I can't stay here any longer, not when every second feels like a knife twisting in my chest. If I stay, it will be the death of me. I force myself to stand, my legs trembling beneath me, and with shaking hands, I begin to pack a bag.
I have to leave. There’s nothing left for me here.
As I zip up my duffel bag, a cold sense of finality settles over me. This is it. I’m leaving behind everything I’ve ever known, but it doesn’t matter—no one will care if I disappear.
I creep out of the house, the sounds of laughter and music fading into the background as I leave.
Climbing into my old car—the one thing my mother left me—I start the engine. My vision blurs with tears as I drive toward the pack borders, the weight of rejection and loss pressing down on me, threatening to crush me entirely.
The road ahead is a blur of grief and despair.
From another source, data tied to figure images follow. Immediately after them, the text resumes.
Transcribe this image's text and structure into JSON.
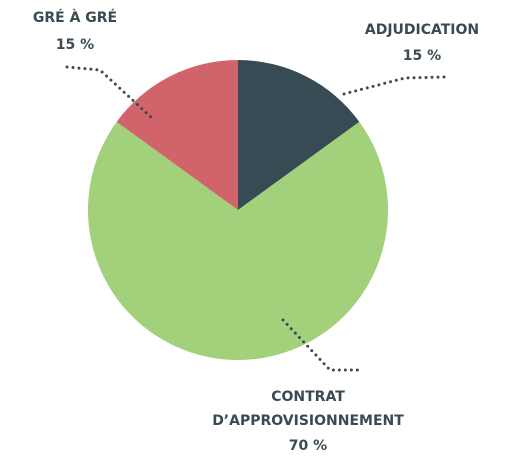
{
  "chart_data": {
    "type": "pie",
    "categories": [
      "ADJUDICATION",
      "CONTRAT D’APPROVISIONNEMENT",
      "GRÉ À GRÉ"
    ],
    "values": [
      15,
      70,
      15
    ],
    "value_labels": [
      "15 %",
      "70 %",
      "15 %"
    ],
    "colors": [
      "#364b54",
      "#a3d07a",
      "#d0646a"
    ]
  }
}
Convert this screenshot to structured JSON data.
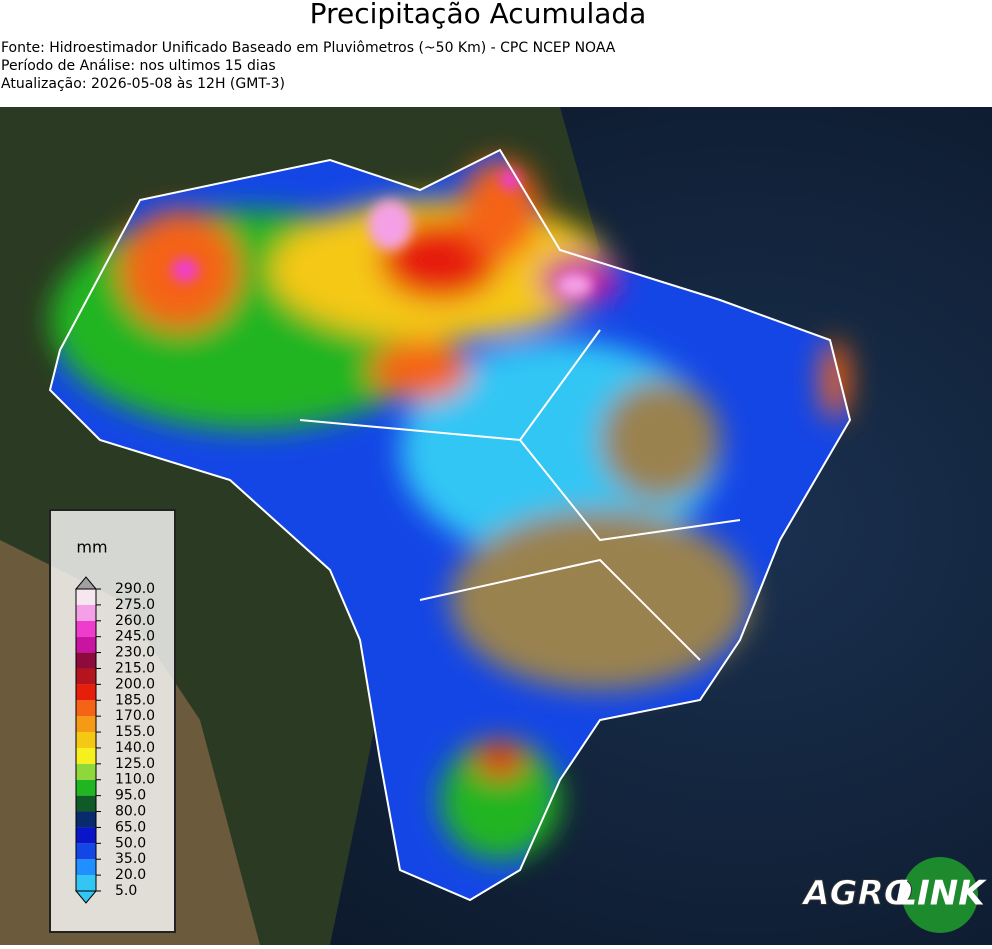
{
  "header": {
    "title": "Precipitação Acumulada",
    "lines": [
      "Fonte: Hidroestimador Unificado Baseado em Pluviômetros (~50 Km) - CPC NCEP NOAA",
      "Período de Análise: nos ultimos 15 dias",
      "Atualização: 2026-05-08 às 12H (GMT-3)"
    ]
  },
  "colorbar": {
    "unit": "mm",
    "ticks": [
      {
        "value": 5,
        "label": "5.0"
      },
      {
        "value": 20,
        "label": "20.0"
      },
      {
        "value": 35,
        "label": "35.0"
      },
      {
        "value": 50,
        "label": "50.0"
      },
      {
        "value": 65,
        "label": "65.0"
      },
      {
        "value": 80,
        "label": "80.0"
      },
      {
        "value": 95,
        "label": "95.0"
      },
      {
        "value": 110,
        "label": "110.0"
      },
      {
        "value": 125,
        "label": "125.0"
      },
      {
        "value": 140,
        "label": "140.0"
      },
      {
        "value": 155,
        "label": "155.0"
      },
      {
        "value": 170,
        "label": "170.0"
      },
      {
        "value": 185,
        "label": "185.0"
      },
      {
        "value": 200,
        "label": "200.0"
      },
      {
        "value": 215,
        "label": "215.0"
      },
      {
        "value": 230,
        "label": "230.0"
      },
      {
        "value": 245,
        "label": "245.0"
      },
      {
        "value": 260,
        "label": "260.0"
      },
      {
        "value": 275,
        "label": "275.0"
      },
      {
        "value": 290,
        "label": "290.0"
      }
    ],
    "colors": [
      "#33c6f5",
      "#1e90ff",
      "#1446e6",
      "#0a14c8",
      "#0a2a6e",
      "#0f5a28",
      "#22b522",
      "#8fd83a",
      "#f5f01e",
      "#f5c814",
      "#f59a14",
      "#f56414",
      "#e61e0a",
      "#b4141e",
      "#8c0a3c",
      "#c814a0",
      "#f03ccd",
      "#f5a0e6",
      "#f5e6f0"
    ],
    "under_color": "#33c6f5",
    "over_color": "#a0a0a0"
  },
  "logo": {
    "part1": "AGRO",
    "part2": "LINK"
  }
}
I cry so hard that I barely see the deer that darts into my path until it’s too late. I swerve to avoid it, my heart pounding, but the car spins out of control and slams into a massive tree.
There’s a brief moment of weightlessness, the sickening crunch of metal, and then… darkness.
As my consciousness slips away, a bitter thought crosses my mind—maybe this is for the best. Maybe the Moon Goddess has decided to end my suffering once and for all.
The last thing I hear before the darkness claims me is the distant howl of a wolf, mournful and alone—just like me.